Quicken Premier on Windows 10, version R58.14
In a nutshell: Quicken portfolio is crashing whenever we try updating one of our accounts for a transaction back in 2022. Premier Support says our file is broken and we need to create a copy with only very recent transaction history and manually entered balance adjustments to get all our accounts current/accurate. Is there really no way to repair our file? If we have to work off a new copy of the portfolio, how do we make that copy reflect all of the lot purchase history, so that our cost basis is still correct? If the file is broken, how do we avoid it breaking again (what did we do wrong that we can avoid doing in the future)? What are the best practices for saving backups and sharing a file between 2 or more devices (we have been using "complete backup" and "restore" and overwrite when transporting/sharing our portfolio file)?
The long version: My father has managed our family Quicken portfolio since 2000 with entries in more than 20 accounts at 7 institutions going back to 1975, and I have recently taken over updating the accounts. To share the portfolio between our devices, we save "complete backups" to a flash drive, and then restore and "overwrite" each others' Portoflio.qdf file with the changes from those complete backups. We never work on the file at the same time, and at this point I'm doing most of the work and traveling with the backup to update my father on progress.
Last week we had our first-ever Quicken crash. Whenever we tried to correct/edit or delete and reenter a transaction from April 2022 in one account (the program never crashed working with other accounts), Quicken closed without any error/warning message, and it wouldn't save the changes we attempted to submit (trying different devices, restarting devices, and signing out and back into the Quicken ID did not help). I phoned premier support, shared my screen with the tech, and they attempted to resolve this by using the "validate and repair" function on the File menu. This was unsuccessful, so the tech walked me through creating a copy of the portfolio that began in 2020 (he thought the problem might be the file was too large or contained too much data going too far back, etc.; our portfolio file is currently 79,508kb).
Working from this new copy resolved the crash problem, but I really want to avoid this path because (a) I don't know if I can get all of our accounts current and accurate without their multi-year histories (besides cash and share balances, I don't know if cost basis can be accurate without manually entering multi-lot purchase histories), and (b) I'll have to open up a separate portfolio file whenever I want to check on something pre-2020.

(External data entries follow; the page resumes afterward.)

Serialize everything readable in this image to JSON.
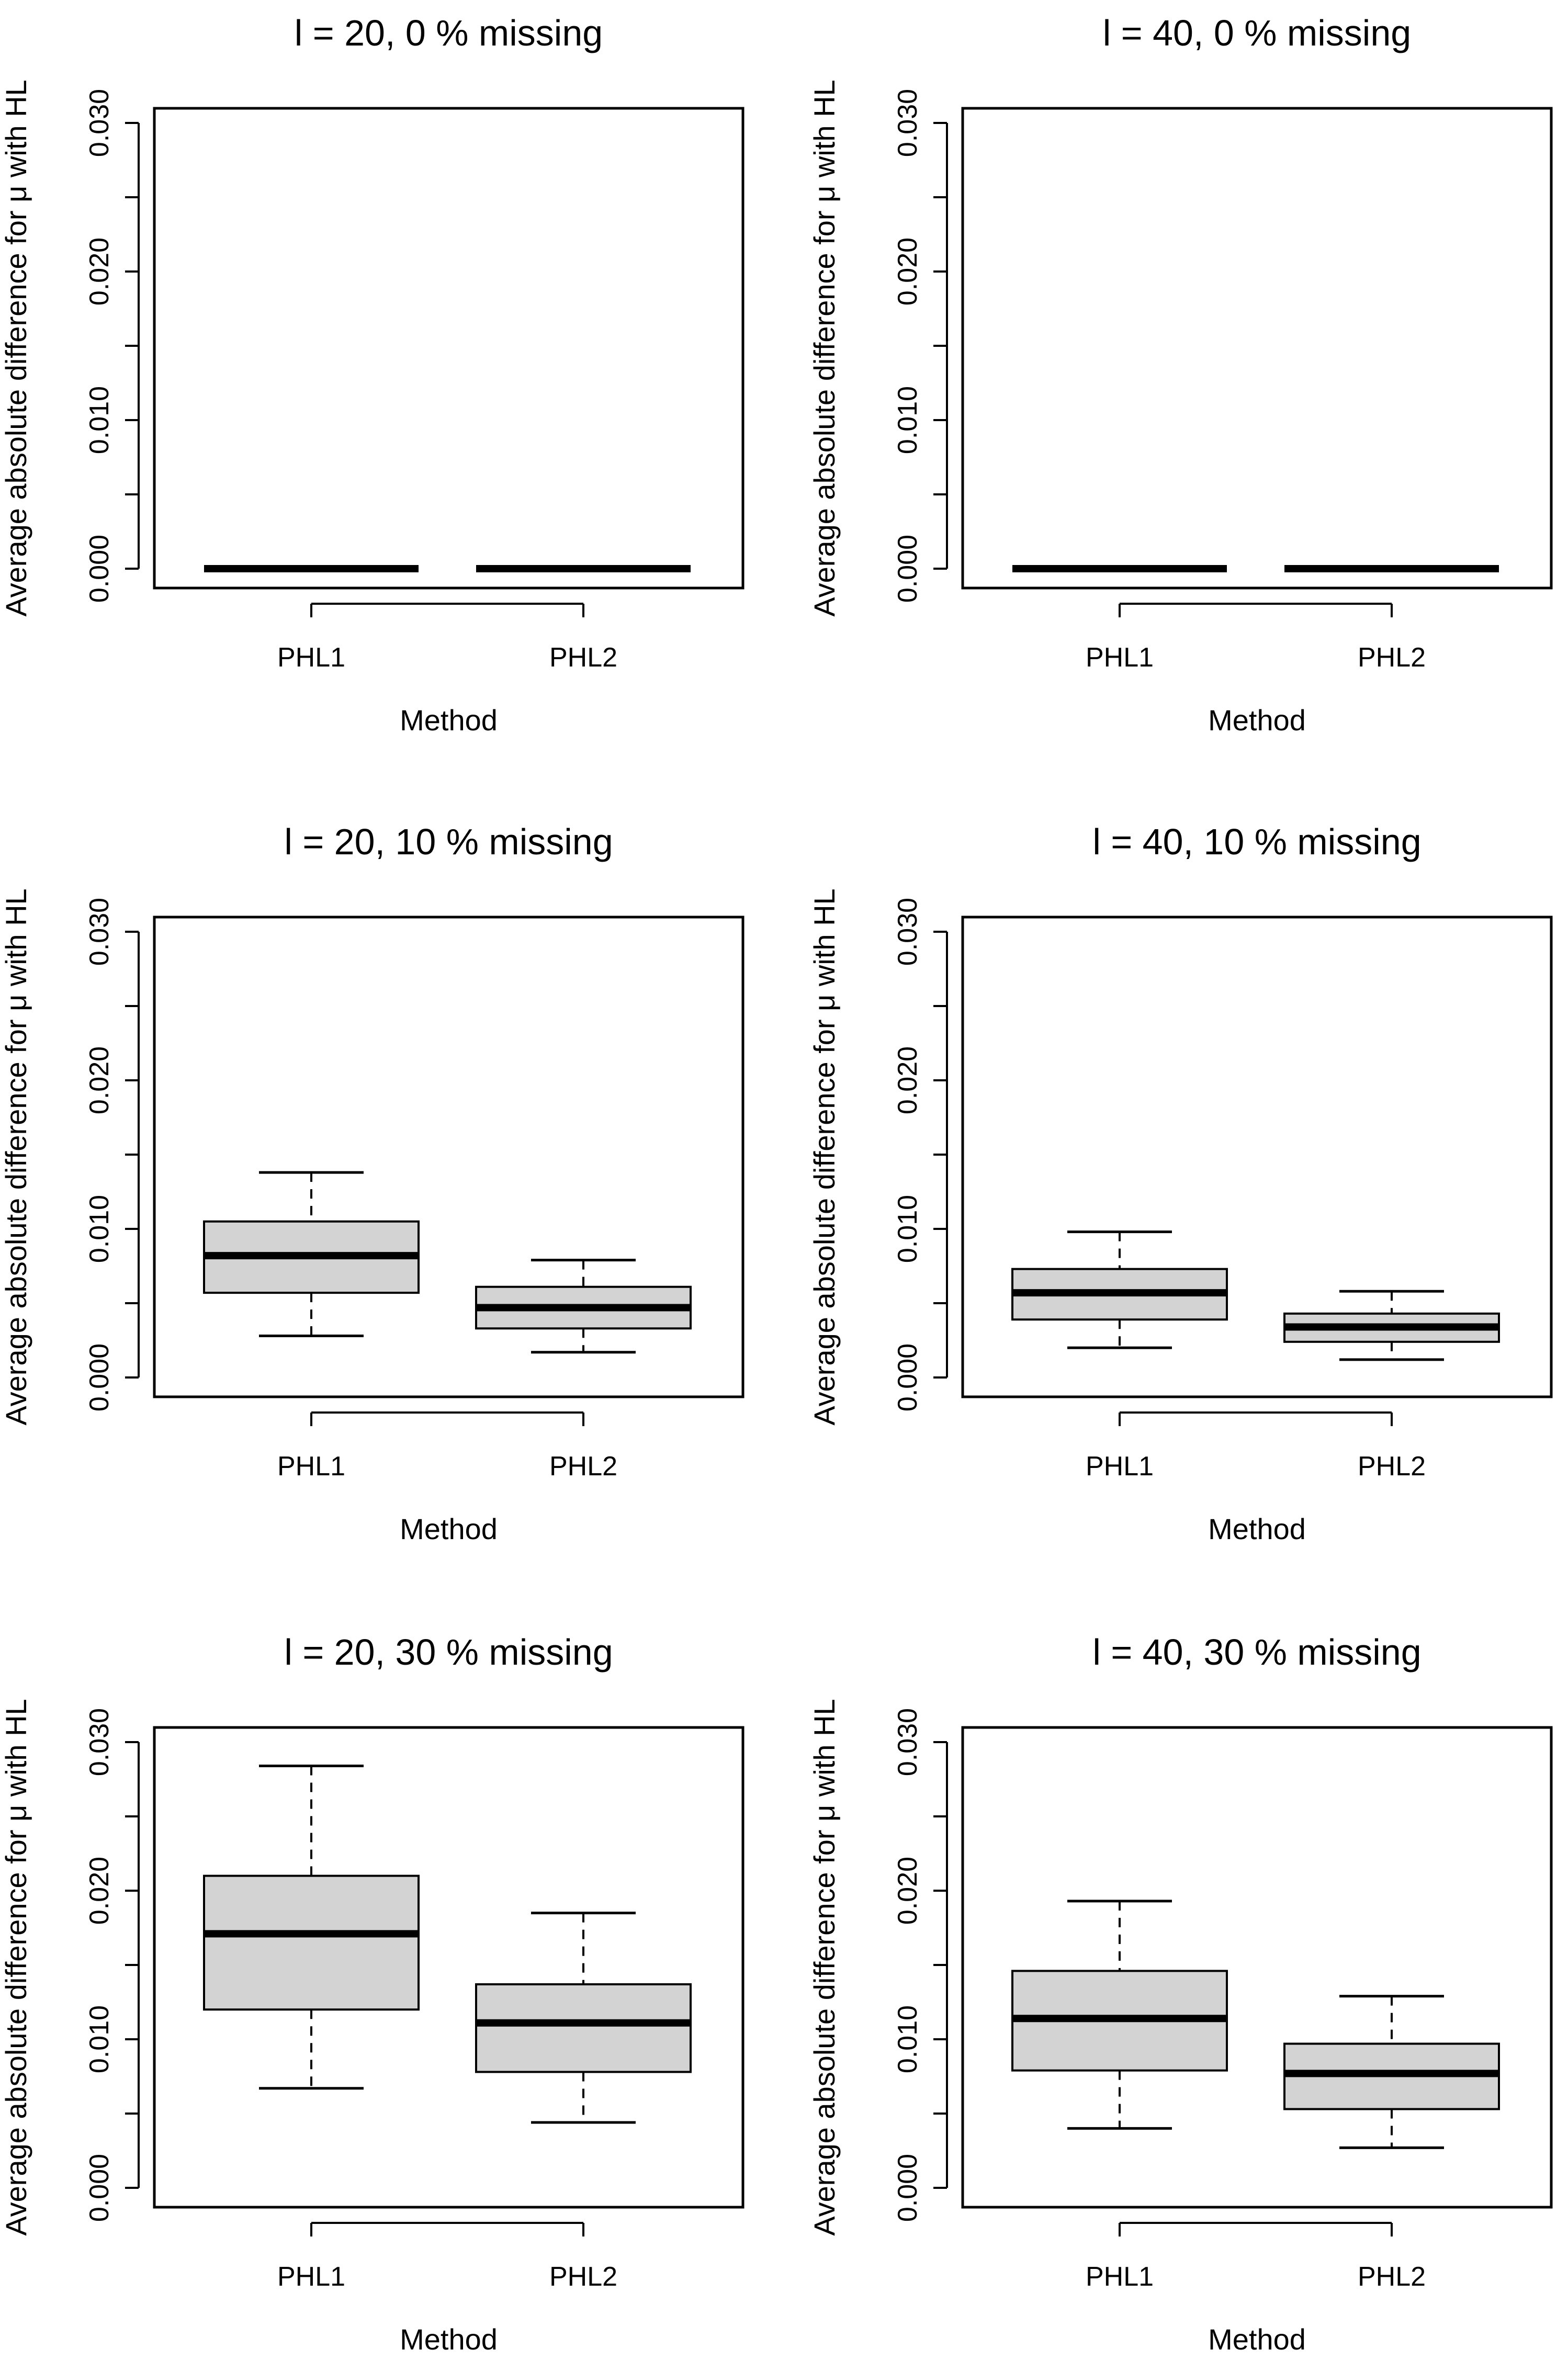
{
  "chart_data": [
    {
      "type": "box",
      "title": "l = 20, 0 % missing",
      "xlabel": "Method",
      "ylabel": "Average absolute difference for μ with HL",
      "ylim": [
        0,
        0.03
      ],
      "yticks": [
        "0.000",
        "0.010",
        "0.020",
        "0.030"
      ],
      "categories": [
        "PHL1",
        "PHL2"
      ],
      "boxes": [
        {
          "name": "PHL1",
          "min": 0,
          "q1": 0,
          "median": 0,
          "q3": 0,
          "max": 0
        },
        {
          "name": "PHL2",
          "min": 0,
          "q1": 0,
          "median": 0,
          "q3": 0,
          "max": 0
        }
      ]
    },
    {
      "type": "box",
      "title": "l = 40, 0 % missing",
      "xlabel": "Method",
      "ylabel": "Average absolute difference for μ with HL",
      "ylim": [
        0,
        0.03
      ],
      "yticks": [
        "0.000",
        "0.010",
        "0.020",
        "0.030"
      ],
      "categories": [
        "PHL1",
        "PHL2"
      ],
      "boxes": [
        {
          "name": "PHL1",
          "min": 0,
          "q1": 0,
          "median": 0,
          "q3": 0,
          "max": 0
        },
        {
          "name": "PHL2",
          "min": 0,
          "q1": 0,
          "median": 0,
          "q3": 0,
          "max": 0
        }
      ]
    },
    {
      "type": "box",
      "title": "l = 20, 10 % missing",
      "xlabel": "Method",
      "ylabel": "Average absolute difference for μ with HL",
      "ylim": [
        0,
        0.03
      ],
      "yticks": [
        "0.000",
        "0.010",
        "0.020",
        "0.030"
      ],
      "categories": [
        "PHL1",
        "PHL2"
      ],
      "boxes": [
        {
          "name": "PHL1",
          "min": 0.0028,
          "q1": 0.0057,
          "median": 0.0082,
          "q3": 0.0105,
          "max": 0.0138
        },
        {
          "name": "PHL2",
          "min": 0.0017,
          "q1": 0.0033,
          "median": 0.0047,
          "q3": 0.0061,
          "max": 0.0079
        }
      ]
    },
    {
      "type": "box",
      "title": "l = 40, 10 % missing",
      "xlabel": "Method",
      "ylabel": "Average absolute difference for μ with HL",
      "ylim": [
        0,
        0.03
      ],
      "yticks": [
        "0.000",
        "0.010",
        "0.020",
        "0.030"
      ],
      "categories": [
        "PHL1",
        "PHL2"
      ],
      "boxes": [
        {
          "name": "PHL1",
          "min": 0.002,
          "q1": 0.0039,
          "median": 0.0057,
          "q3": 0.0073,
          "max": 0.0098
        },
        {
          "name": "PHL2",
          "min": 0.0012,
          "q1": 0.0024,
          "median": 0.0034,
          "q3": 0.0043,
          "max": 0.0058
        }
      ]
    },
    {
      "type": "box",
      "title": "l = 20, 30 % missing",
      "xlabel": "Method",
      "ylabel": "Average absolute difference for μ with HL",
      "ylim": [
        0,
        0.03
      ],
      "yticks": [
        "0.000",
        "0.010",
        "0.020",
        "0.030"
      ],
      "categories": [
        "PHL1",
        "PHL2"
      ],
      "boxes": [
        {
          "name": "PHL1",
          "min": 0.0067,
          "q1": 0.012,
          "median": 0.0171,
          "q3": 0.021,
          "max": 0.0284
        },
        {
          "name": "PHL2",
          "min": 0.0044,
          "q1": 0.0078,
          "median": 0.0111,
          "q3": 0.0137,
          "max": 0.0185
        }
      ]
    },
    {
      "type": "box",
      "title": "l = 40, 30 % missing",
      "xlabel": "Method",
      "ylabel": "Average absolute difference for μ with HL",
      "ylim": [
        0,
        0.03
      ],
      "yticks": [
        "0.000",
        "0.010",
        "0.020",
        "0.030"
      ],
      "categories": [
        "PHL1",
        "PHL2"
      ],
      "boxes": [
        {
          "name": "PHL1",
          "min": 0.004,
          "q1": 0.0079,
          "median": 0.0114,
          "q3": 0.0146,
          "max": 0.0193
        },
        {
          "name": "PHL2",
          "min": 0.0027,
          "q1": 0.0053,
          "median": 0.0077,
          "q3": 0.0097,
          "max": 0.0129
        }
      ]
    }
  ]
}
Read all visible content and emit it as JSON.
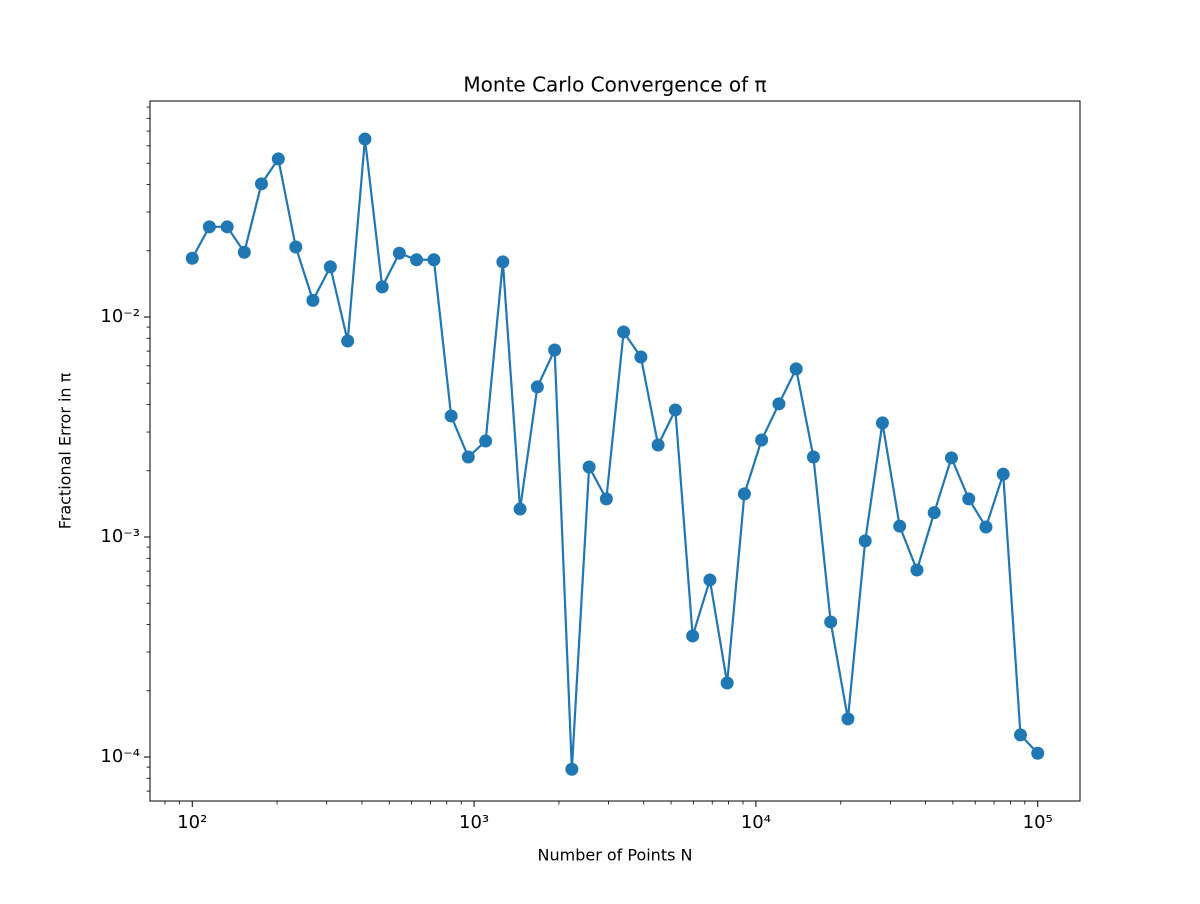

Desperate to avoid losing all of our accounts' history, but risking the continued use of our possibly broken or corrupted file, I discovered that I could successfully enter the transaction in that one problematic account, so long as I dated the transaction today, saved it, then edited the date on that transaction to April 2022. Somehow Quicken does not crash on that transaction as long as I'm editing an already-saved transaction (rather than entering it for April 2022 from scratch).
The Quicken support tech said that our portfolio file is either corrupted or broken. He actually said we should create a new file every 5 years or so (when I asked how to carry over each account's history to the new file, he just asked me to adjust whichever balance was off). I'm very nervous to continue using this file if it could crash again, crash more frequently, or crash and not reopen, but I'm pretty sure we need all of our data together in one big qdf in order to make Quicken useful.
- How do I know if my file is broken/corrupted? If it is, is there really no way to get it repaired? Or is there possibly some other reason that I was unable to create/edit transactions in one particular account for a previous year? Should I feel confident continuing to use our original Portfolio file even though I was unable to perform a particular transaction without crashing the program?
- I've been saving complete backups to a thumb drive to transport between mine and my father's computers, restoring and overwriting at each device to keep them on the same page. Is it better to instead copy the newest portfolio.qdf (rather than the .qdf-backup file) to the thumb drive, and then copy that to the other device, and open that file (instead of doing any "restore")? Is there a difference between opening the portfolio.qdf file shared via thumb drive and restoring the portfolio.qdf-backup of same?
- We have not seen the "datasets exceeded" error message, but could that be an issue here?
- Is there a difference between opening the portfolio.qdf file shared via thumb drive and restoring the portfolio.qdf-backup of same?
- Could it be beneficial to try an older/previous Quicken version?
- If we have to create a copy with only the last few years of history and start from scratch on a new file, how do we bring over the lot/purchase history so that our cost basis stays correct? Are there any shortcuts — is there a "snapshot" we could bring of one portfolio file to a copy? If Quicken encourages us to work from a new copy every 5 years, how do we do that?
If anyone has specific insight into our troubles that will be very helpful, but we could also use general advice on backup and restore/transport practices for our portfolio file. Thank you!